Türk, Kürt ve Arap grupların yoğunlukla yaşadığı bu bölgede bir tarafın böyle bir adım atmasının hem Irak’a hem de bölge ülkelerine son derece olumsuz etkisi olacaktır. Savaşların, ölümün eksik olmadığı coğrafyada en mantıklı yol hem Irak hem de Suriye’nin toprak bütünlüğünün korunarak bu ülkelerde demokratik rejimlerin inşasındadır. Türkiye, İran ve Irak’ın kabul etmediği bir bağımsız Kürdistan’ın yaşama şansı yoktur.
1055’de Büyük Selçuklu İmparatorluğu Sultanı Tuğrul Bey’in Irak’a girmesiyle bölge Türk egemenliğine girmiştir. Bölgede Türk izi silinemeyecek kadar belirgindir.

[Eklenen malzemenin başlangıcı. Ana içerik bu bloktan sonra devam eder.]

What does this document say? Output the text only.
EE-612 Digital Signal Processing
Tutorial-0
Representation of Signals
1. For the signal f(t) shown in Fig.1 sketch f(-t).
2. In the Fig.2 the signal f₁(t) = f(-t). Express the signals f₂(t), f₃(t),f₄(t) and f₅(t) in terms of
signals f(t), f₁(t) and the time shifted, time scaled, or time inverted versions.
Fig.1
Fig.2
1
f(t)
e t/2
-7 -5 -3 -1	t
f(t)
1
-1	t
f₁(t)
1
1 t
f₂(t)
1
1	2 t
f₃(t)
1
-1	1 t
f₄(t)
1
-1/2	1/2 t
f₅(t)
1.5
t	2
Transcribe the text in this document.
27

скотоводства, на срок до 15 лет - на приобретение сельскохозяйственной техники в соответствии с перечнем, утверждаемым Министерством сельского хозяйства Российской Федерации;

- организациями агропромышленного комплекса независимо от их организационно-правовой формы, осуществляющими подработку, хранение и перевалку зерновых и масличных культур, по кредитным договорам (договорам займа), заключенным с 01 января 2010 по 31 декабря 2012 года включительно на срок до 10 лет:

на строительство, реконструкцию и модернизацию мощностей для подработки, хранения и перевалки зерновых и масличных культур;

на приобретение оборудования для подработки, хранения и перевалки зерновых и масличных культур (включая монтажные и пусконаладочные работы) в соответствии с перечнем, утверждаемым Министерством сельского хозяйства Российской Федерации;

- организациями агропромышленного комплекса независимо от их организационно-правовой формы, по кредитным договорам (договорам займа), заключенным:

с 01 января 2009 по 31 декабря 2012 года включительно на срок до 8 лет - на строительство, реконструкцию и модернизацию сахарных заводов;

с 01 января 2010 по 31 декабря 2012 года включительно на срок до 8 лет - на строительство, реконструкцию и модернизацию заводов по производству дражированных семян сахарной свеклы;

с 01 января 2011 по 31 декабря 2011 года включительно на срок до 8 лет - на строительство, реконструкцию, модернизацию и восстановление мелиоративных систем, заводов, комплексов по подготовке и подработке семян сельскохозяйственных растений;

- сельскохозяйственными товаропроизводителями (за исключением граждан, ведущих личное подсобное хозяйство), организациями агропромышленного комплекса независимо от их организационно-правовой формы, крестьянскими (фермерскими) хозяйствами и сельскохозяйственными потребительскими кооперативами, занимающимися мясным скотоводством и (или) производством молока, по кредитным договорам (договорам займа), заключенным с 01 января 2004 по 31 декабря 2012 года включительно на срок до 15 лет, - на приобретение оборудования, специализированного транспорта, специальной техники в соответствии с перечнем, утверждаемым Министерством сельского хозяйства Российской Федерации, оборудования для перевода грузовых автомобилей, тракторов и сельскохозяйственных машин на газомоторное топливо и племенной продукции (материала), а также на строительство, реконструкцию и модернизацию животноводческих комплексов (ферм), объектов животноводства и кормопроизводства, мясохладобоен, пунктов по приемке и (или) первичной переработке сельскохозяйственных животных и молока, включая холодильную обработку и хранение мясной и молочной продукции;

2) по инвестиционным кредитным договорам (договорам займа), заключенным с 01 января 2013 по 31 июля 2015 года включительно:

Misak-ı Milli sınırlarımıza dâhil olan Musul ve Kerkük şehirleri Irak’ın toprak bütünlüğü sağlanması koşuluyla Ankara Anlaşması ile devredilmişti. Olası bir bölünme Türkiye’nin hem Musul hem de Kerkük’e müdahale hakkını doğuracaktır.
Türkiye ne Irak’ta ne Suriye’de bölünmeye asla müsaade etmemeli ve bu iki ülkenin toprak bütünlüğünün garantörü olmalıdır. Bölgede yaşayan tüm milletlerin ortak çıkarı bu yoldadır. Bağımsızlık hülyasına kapılan aşiret lideri Barzani, Türkiye gibi bölgesel bir gücü karşısına almayı düşünürse hiç kuşkusuz bundan en büyük zararı kendisi görecektir.
Bağımsız Kürdistan planıyla PKK ve PYD’yi de etkisi altına almayı ve tüm Kürtlerin önderi olmayı planlayan Barzani gün gelecek hem Suriye, hem İran hem de Türkiye’den toprak koparmayı düşleyecektir. Türkiye’nin girişimiyle İran ve Irak için bu kirli İsrail projesini ekonomik, siyasi ve askeri tüm seçenekleri değerlendirerek bozmaktan başka çare yoktur.